Sürtük kimdir? Sürtük kime denir? Çoğu kere hareketli
bir cinsel yaşamı olan ve sık partner değiştirebilen kadınları aşağılamak ve
yaftalamak için kullanılan bu sözcüğün olumlu bir anlamı olabilir mi? Etik
Sürtük kitabının yazarları Dossie Easton ve Janet W. Hardy öncelikle sürtük
kavramını ters yüz ederek işe başlıyor. Bu kadınlar sürtük olduklarını ilan
etmekle kalmıyor, bununla gurur da duyuyorlar.

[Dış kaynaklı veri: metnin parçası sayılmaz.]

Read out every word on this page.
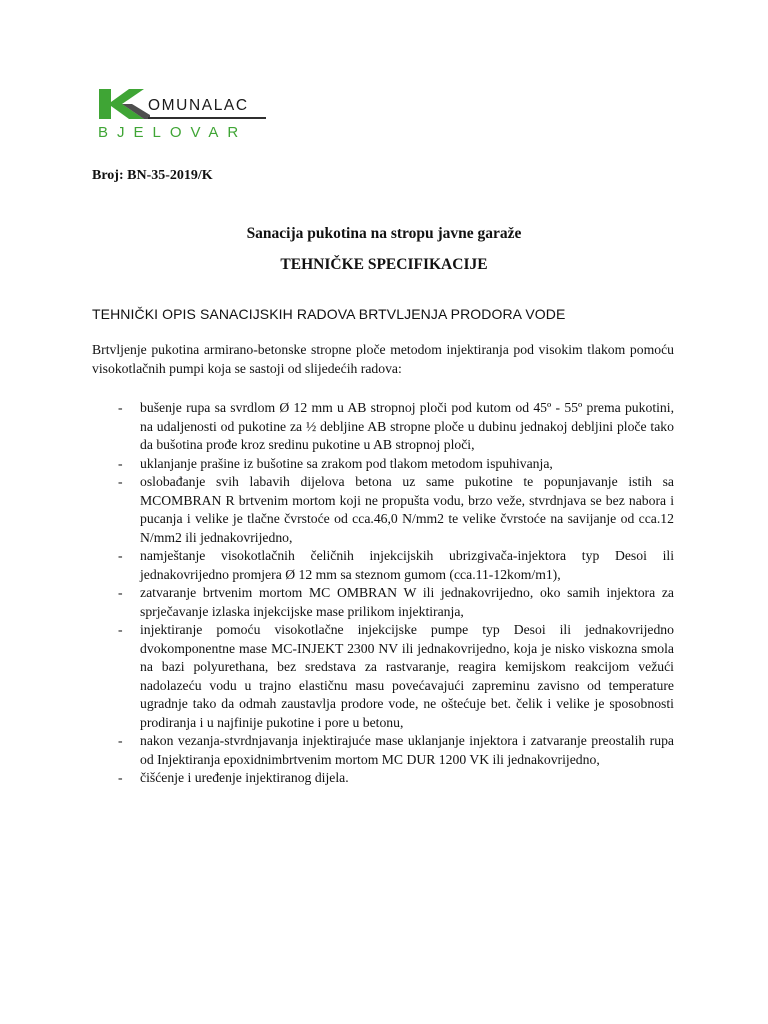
OMUNALAC
BJELOVAR
Broj: BN-35-2019/K
Sanacija pukotina na stropu javne garaže
TEHNIČKE SPECIFIKACIJE
TEHNIČKI OPIS SANACIJSKIH RADOVA BRTVLJENJA PRODORA VODE

Brtvljenje pukotina armirano-betonske stropne ploče metodom injektiranja pod visokim tlakom pomoću visokotlačnih pumpi koja se sastoji od slijedećih radova:

- bušenje rupa sa svrdlom Ø 12 mm u AB stropnoj ploči pod kutom od 45º - 55º prema pukotini, na udaljenosti od pukotine za ½ debljine AB stropne ploče u dubinu jednakoj debljini ploče tako da bušotina prođe kroz sredinu pukotine u AB stropnoj ploči,
- uklanjanje prašine iz bušotine sa zrakom pod tlakom metodom ispuhivanja,
- oslobađanje svih labavih dijelova betona uz same pukotine te popunjavanje istih sa MCOMBRAN R brtvenim mortom koji ne propušta vodu, brzo veže, stvrdnjava se bez nabora i pucanja i velike je tlačne čvrstoće od cca.46,0 N/mm2 te velike čvrstoće na savijanje od cca.12 N/mm2 ili jednakovrijedno,
- namještanje visokotlačnih čeličnih injekcijskih ubrizgivača-injektora typ Desoi ili jednakovrijedno promjera Ø 12 mm sa steznom gumom (cca.11-12kom/m1),
- zatvaranje brtvenim mortom MC OMBRAN W ili jednakovrijedno, oko samih injektora za sprječavanje izlaska injekcijske mase prilikom injektiranja,
- injektiranje pomoću visokotlačne injekcijske pumpe typ Desoi ili jednakovrijedno dvokomponentne mase MC-INJEKT 2300 NV ili jednakovrijedno, koja je nisko viskozna smola na bazi polyurethana, bez sredstava za rastvaranje, reagira kemijskom reakcijom vežući nadolazeću vodu u trajno elastičnu masu povećavajući zapreminu zavisno od temperature ugradnje tako da odmah zaustavlja prodore vode, ne oštećuje bet. čelik i velike je sposobnosti prodiranja i u najfinije pukotine i pore u betonu,
- nakon vezanja-stvrdnjavanja injektirajuće mase uklanjanje injektora i zatvaranje preostalih rupa od Injektiranja epoxidnimbrtvenim mortom MC DUR 1200 VK ili jednakovrijedno,
- čišćenje i uređenje injektiranog dijela.
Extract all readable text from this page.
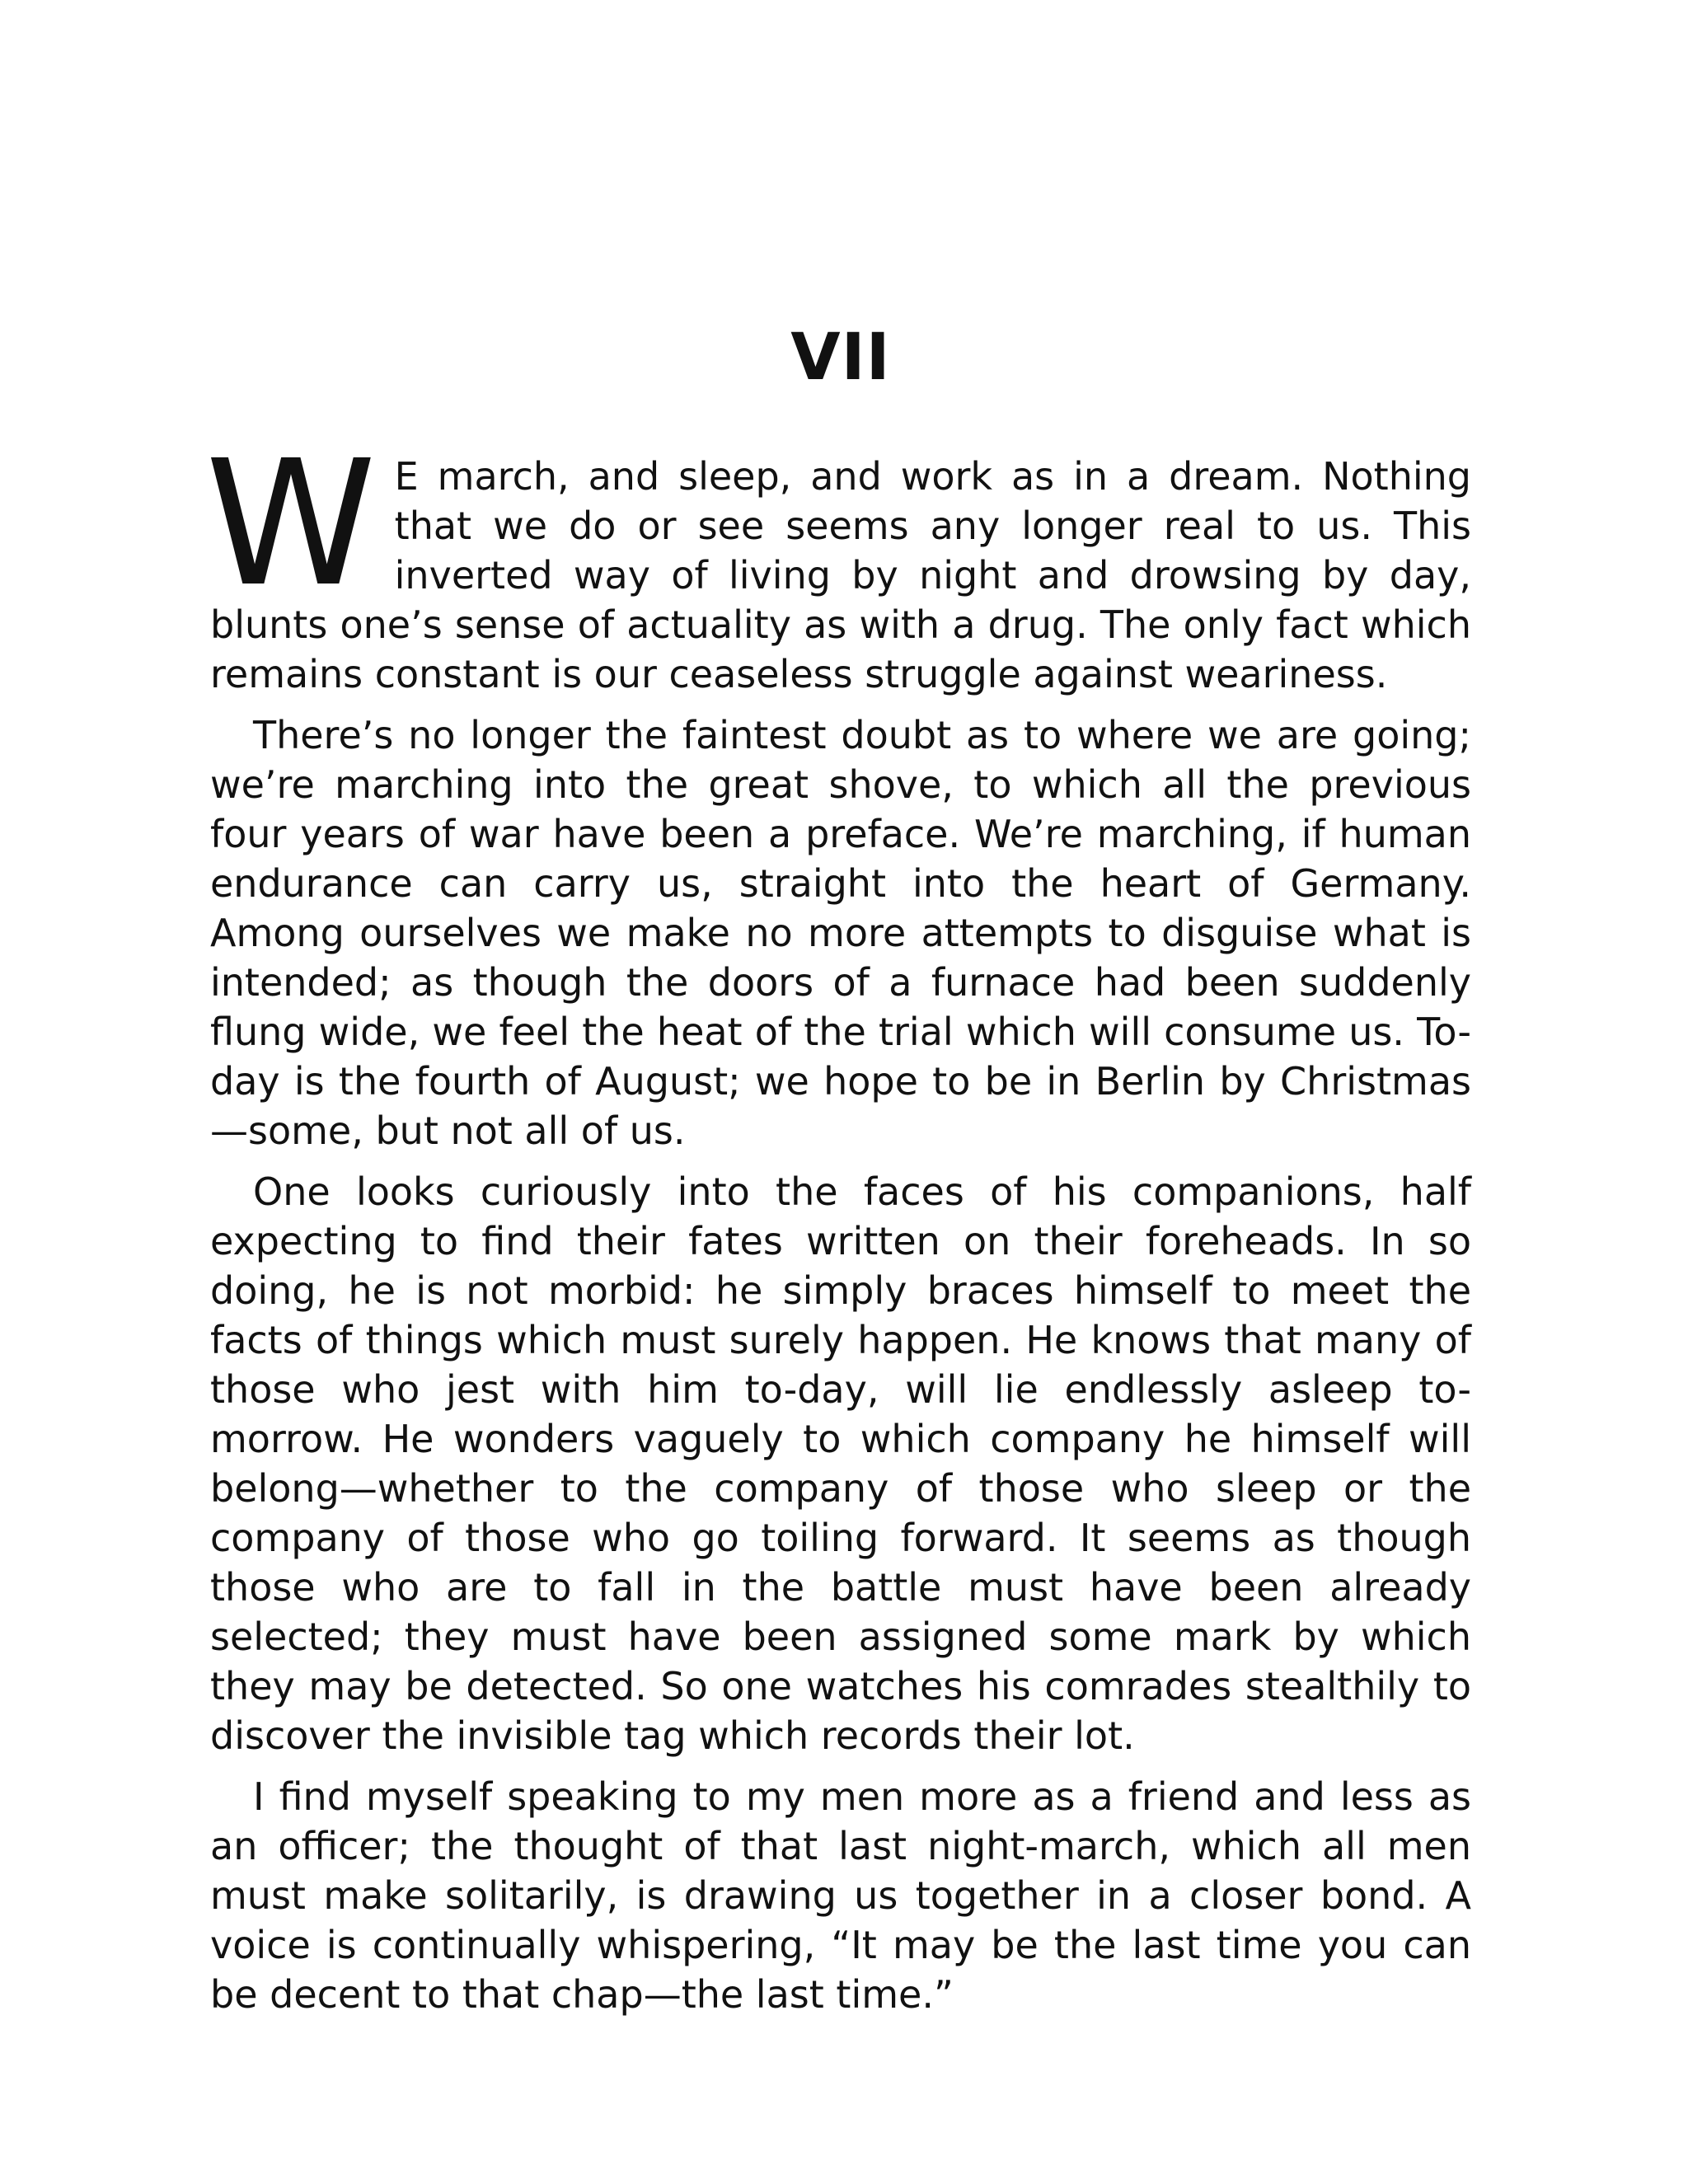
VII

W E march, and sleep, and work as in a dream. Nothing that we do or see seems any longer real to us. This inverted way of living by night and drowsing by day, blunts one’s sense of actuality as with a drug. The only fact which remains constant is our ceaseless struggle against weariness.

There’s no longer the faintest doubt as to where we are going; we’re marching into the great shove, to which all the previous four years of war have been a preface. We’re marching, if human endurance can carry us, straight into the heart of Germany. Among ourselves we make no more attempts to disguise what is intended; as though the doors of a furnace had been suddenly flung wide, we feel the heat of the trial which will consume us. To-day is the fourth of August; we hope to be in Berlin by Christmas—some, but not all of us.

One looks curiously into the faces of his companions, half expecting to find their fates written on their foreheads. In so doing, he is not morbid: he simply braces himself to meet the facts of things which must surely happen. He knows that many of those who jest with him to-day, will lie endlessly asleep to-morrow. He wonders vaguely to which company he himself will belong—whether to the company of those who sleep or the company of those who go toiling forward. It seems as though those who are to fall in the battle must have been already selected; they must have been assigned some mark by which they may be detected. So one watches his comrades stealthily to discover the invisible tag which records their lot.

I find myself speaking to my men more as a friend and less as an officer; the thought of that last night-march, which all men must make solitarily, is drawing us together in a closer bond. A voice is continually whispering, “It may be the last time you can be decent to that chap—the last time.”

Yazarlarımız bir sürtük tanımı ise şöyle: Bizim için
sürtük, cinsiyeti ne olursa olsun, seksin güzel, zevk almanın yararlı bir şey
olduğu gibi radikal bir önermeye dayanarak cinselliğini kutlayan insan
demek.
Bu tanım bana başta ekonomik özgürlüğünü elde etmiş ve
hayatlarını bekar olarak sürdüren birçok kadının duyar duymaz hatırlayacağı bir
ismi çağrıştırıyor: Samantha Jones. Kitabın
sayfaları arasında ilerlerken bir yandan da HBO’nun sadık bir seyirci kitlesi
olan kült dizisi Sex And The City’yi düşünmeden edemiyorum. Bir yandan dizinin
meşhur tema müziği zihnimde çalarken bir yandan da Samantha Jones’un ideal bir
sürtük olup olmadığını düşünüyorum.
Cinselliği özgürce yaşayan kadın teması bizim
ülkemizde henüz önemli bir yer tutmasa da dünyamız için yeni değil. Sex and The
City dizisinin uyarlandığı romanın yazarı Candace Bushnell New York Obsorver’da
kitaba da adını veren Sex and The City adlı köşesinde kendisinin ve üç
arkadaşının maceralarından bahsederken takvimler 1994’ü gösteriyordu. Bushnell
o zamanlar 35 yaşındaydı ve hayatını
dilediği gibi yaşamasının önünde bir engel yoktu. Aynı yıl Etik Sürtük’ün ilk
baskısı yapıldı ve birkaç sene sonra da dizinin HBO’da yayınlanmaya
başlamasıyla kariyer sahibi, özgür, maceracı kadın imgesi kitlelere daha kolay
bir yoldan ulaşmaya başladı.
Bugün takvimler 2014’ü gösteriyor ve ben Etik Sürtük’ü
okumaya devam ettikçe kafamdaki olumlu imajlar yerlerini yavaş yavaş kuşkulu
bir yaklaşıma bırakıyor. Sebebine gelecek olursak; Etik Sürtük monogamiye(tek
eşlilik) karşılık poliamoriyi öne sürüyor.(çok aşklılık/eşlilik)Bunda bir sorun
yok, aksine poliamoriyi tercih edebilecek birçok kadın ya da erkek olduğundan
eminim. Ancak yaşadığımız coğrafya erkeğin birden çok kadınla birlikte oluşunu
dini nikah ve kumalık başta olmak üzere birçok yoldan doğrularken bırakın
birden çok erkekle beraber olan bir kadını onaylamayı, birden çok kadınla
birlikte olan bir adamla özgür bir ilişki kuran ikinci kadını da galiz
isimlendirmelerle yaftalıyor. Bunun altında da muhtemelen toplumumuzda seksin
öncelikle bir üreme vasıtası olarak görülmesi yatıyor. Kısacası bizim
hayatımızda seks evvela çocuk yapmak, sonra da kocamıza karşı “kadınlık
vazifelerimizi” yerine getirmek için var. Bu noktada kitabın, özellikle bir “el
kitabı” olarak, bizlerin hayatında somut bir karşılık bulacağından emin
değilim. Zira en serbestimiz bile bir ilişkisi varken poliamoriye pek yakın
durmuyor ve böyle bir çoklu ilişkiyi ancak bir tarafı aldatmak biçiminde yaşayabiliyor.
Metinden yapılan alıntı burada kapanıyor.